The rest of the Four were men, warlocks, so this was someone new, someone unexpected.

“A magic casement left open?” she said. “No bug screen? Someone has been very careless!” She was speaking impish, but with a strange, harsh accent.

Then she seemed to notice the legionary’s hand, still struggling with the bolt at a difficult angle. She made a small gesture, and the imp froze. So did all those behind him, so far as Rap’s farsight would reach—completely petrified. Struggling to comprehend the sheer size of this latest disaster, he registered vaguely that the newcomer had just used magic on Imperial troops. Was that good or bad for Inos? Would the warlocks now descend in fury on Krasnegar?

Yells of alarm came drifting up the stairwell as the soldiers farther down discovered what had happened to their leaders.

The woman stopped in front of Inos’s aunt, hands on hips and feet spread, in a stance more like an angry fishwife than whatever Rap would have expected of a sorceress.

“Let’s start with you, dearie,” she said. “Who’re you?”

The princess’s pearly gown was bedraggled and tea-stained, her white hair mussed, but she drew herself up as tall as she could—which wasn’t very—and said haughtily, “I am Princess Kadolan of Krasnegar. And you?”

The sorceress’s eyebrows vanished up into her headcloth, and Rap sensed amusement. “Well! I’m Rasha aq’Inim, Sultana of Arakkaran.”

“Oh!” The princess thawed at once and smiled, “How nice that you can join us, your Majesty!”

A sultana was a Majesty?

The self-styled queen laughed coarsely. “My pleasure entirely. Do excuse me just dropping in like this, without formal invitation and all.”

“I only wish we could offer you proper hospitality.”

“Oh, I quite understand! You’ll excuse me a moment?”

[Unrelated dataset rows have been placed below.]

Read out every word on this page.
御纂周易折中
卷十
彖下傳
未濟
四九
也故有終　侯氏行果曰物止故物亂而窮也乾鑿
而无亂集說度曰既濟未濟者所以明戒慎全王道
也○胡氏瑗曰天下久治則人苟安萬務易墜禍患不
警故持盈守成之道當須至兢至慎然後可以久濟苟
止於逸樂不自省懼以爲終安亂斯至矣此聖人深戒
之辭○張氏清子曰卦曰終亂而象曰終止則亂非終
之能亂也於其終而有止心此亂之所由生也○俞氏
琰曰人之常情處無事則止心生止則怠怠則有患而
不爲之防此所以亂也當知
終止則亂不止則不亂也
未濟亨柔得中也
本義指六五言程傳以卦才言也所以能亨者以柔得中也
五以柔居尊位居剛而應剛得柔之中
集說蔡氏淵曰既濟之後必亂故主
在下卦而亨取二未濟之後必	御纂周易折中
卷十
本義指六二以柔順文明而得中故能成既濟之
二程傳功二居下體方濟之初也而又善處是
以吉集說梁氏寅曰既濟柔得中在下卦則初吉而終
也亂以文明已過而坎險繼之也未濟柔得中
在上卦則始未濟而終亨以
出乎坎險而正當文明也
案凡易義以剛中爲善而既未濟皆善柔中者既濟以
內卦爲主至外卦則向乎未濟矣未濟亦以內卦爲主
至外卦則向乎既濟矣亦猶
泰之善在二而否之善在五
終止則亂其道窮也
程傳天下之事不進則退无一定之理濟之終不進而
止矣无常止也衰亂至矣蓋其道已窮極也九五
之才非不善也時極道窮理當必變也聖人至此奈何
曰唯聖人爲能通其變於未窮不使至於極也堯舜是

She pulled off her head covering to reveal hair of a dark-red hue, its magnificent gleaming waves cunningly held by combs of silver and mother-of-pearl. Her gown was of much lighter, sheerer material than Rap had realized, and it sparkled with many jewels.

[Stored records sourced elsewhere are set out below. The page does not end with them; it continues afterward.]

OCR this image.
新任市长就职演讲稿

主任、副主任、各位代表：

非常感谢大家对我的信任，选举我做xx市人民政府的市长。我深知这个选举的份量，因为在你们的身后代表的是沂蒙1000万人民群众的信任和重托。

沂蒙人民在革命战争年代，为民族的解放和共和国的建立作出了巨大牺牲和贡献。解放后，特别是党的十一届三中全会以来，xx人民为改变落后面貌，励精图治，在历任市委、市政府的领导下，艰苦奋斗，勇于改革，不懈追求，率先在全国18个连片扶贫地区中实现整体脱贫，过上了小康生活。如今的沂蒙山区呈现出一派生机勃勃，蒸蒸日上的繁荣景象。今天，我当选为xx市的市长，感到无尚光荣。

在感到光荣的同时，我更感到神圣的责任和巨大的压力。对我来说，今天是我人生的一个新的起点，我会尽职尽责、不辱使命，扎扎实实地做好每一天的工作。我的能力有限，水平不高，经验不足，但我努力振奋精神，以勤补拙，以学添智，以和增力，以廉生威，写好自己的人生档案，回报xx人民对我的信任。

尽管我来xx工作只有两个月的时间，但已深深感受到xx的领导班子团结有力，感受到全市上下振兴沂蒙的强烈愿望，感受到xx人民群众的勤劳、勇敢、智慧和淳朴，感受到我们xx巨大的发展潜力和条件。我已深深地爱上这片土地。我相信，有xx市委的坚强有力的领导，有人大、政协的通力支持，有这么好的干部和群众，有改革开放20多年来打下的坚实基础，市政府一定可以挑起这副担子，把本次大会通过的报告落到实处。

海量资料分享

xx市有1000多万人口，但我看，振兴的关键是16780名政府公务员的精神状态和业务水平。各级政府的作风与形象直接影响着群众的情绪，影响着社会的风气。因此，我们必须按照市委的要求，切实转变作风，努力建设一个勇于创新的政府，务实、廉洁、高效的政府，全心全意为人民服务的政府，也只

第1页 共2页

How had he failed to notice those earlier?

This astonishing sultana glanced coyly around the great circular chamber, dirty and cold and lighted only by an opalescent glow from the magic casement, and then she dropped her veil. She was much younger than Rap had realized, and of no race that he had ever met. Her skin, like her glorious hair, was a deep ruddy shade, her nose high-prowed and arrogant. She was not conventionally beautiful, perhaps, and past her first youth, but a magnificent, statuesque woman, with an air of power, and mystery, and, yes! —beauty! Certainly beauty—a stunning woman!

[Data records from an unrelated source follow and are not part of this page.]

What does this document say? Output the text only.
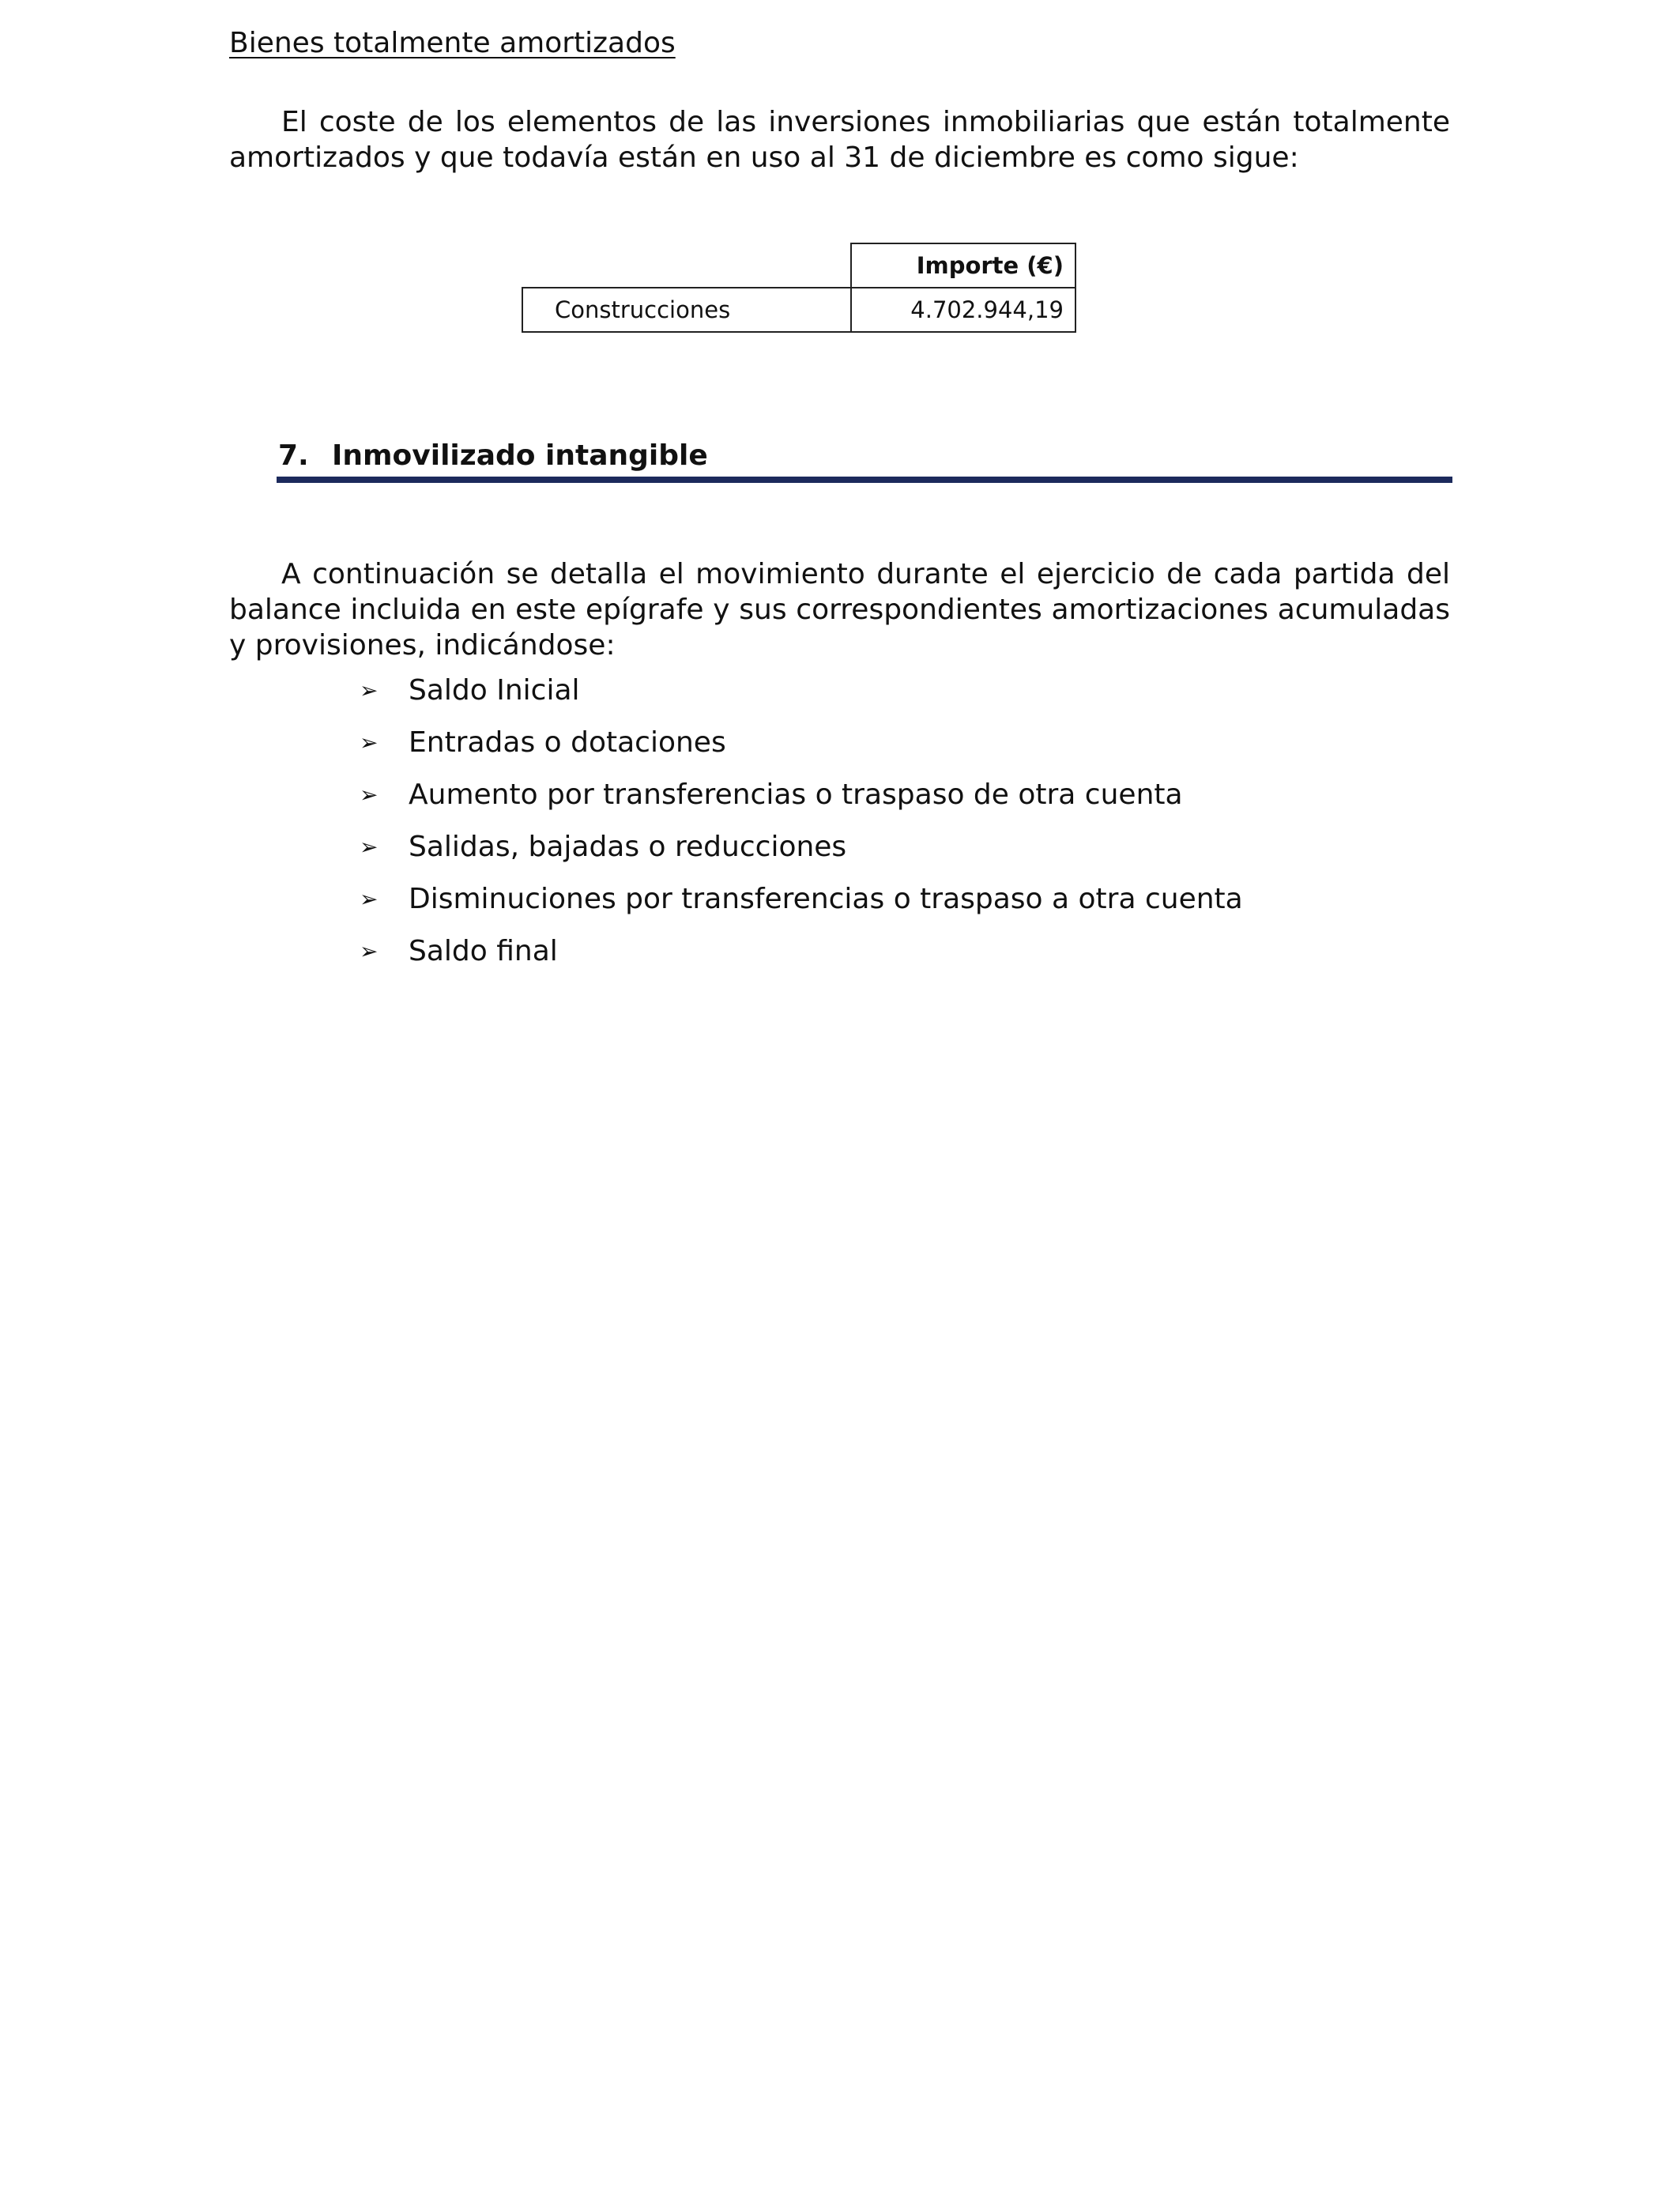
Bienes totalmente amortizados

El coste de los elementos de las inversiones inmobiliarias que están totalmente amortizados y que todavía están en uso al 31 de diciembre es como sigue:

	Importe (€)
Construcciones	4.702.944,19
7. Inmovilizado intangible

A continuación se detalla el movimiento durante el ejercicio de cada partida del balance incluida en este epígrafe y sus correspondientes amortizaciones acumuladas y provisiones, indicándose:

➢	Saldo Inicial
➢	Entradas o dotaciones
➢	Aumento por transferencias o traspaso de otra cuenta
➢	Salidas, bajadas o reducciones
➢	Disminuciones por transferencias o traspaso a otra cuenta
➢	Saldo final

Princess Kadolan said, “Oh!” again, faintly, and then rallied. “I am sorry to say that you find us in rather a state of confusion, your Majesty.”

Sultana Rasha glanced at the petrified arm protruding through the door. “I noticed. The lower orders can be tiresome at times, can they not?”

“Indeed they can. May I present my niece, Pri—Queen Inosolan?”

The sorceress glanced across at Inos and seemed to disapprove. Rap, at her side, tried to maintain a stern, warning expression, as if he were truly a protector, but he was struggling against a craven yearning to smile at the beguiling young Rasha.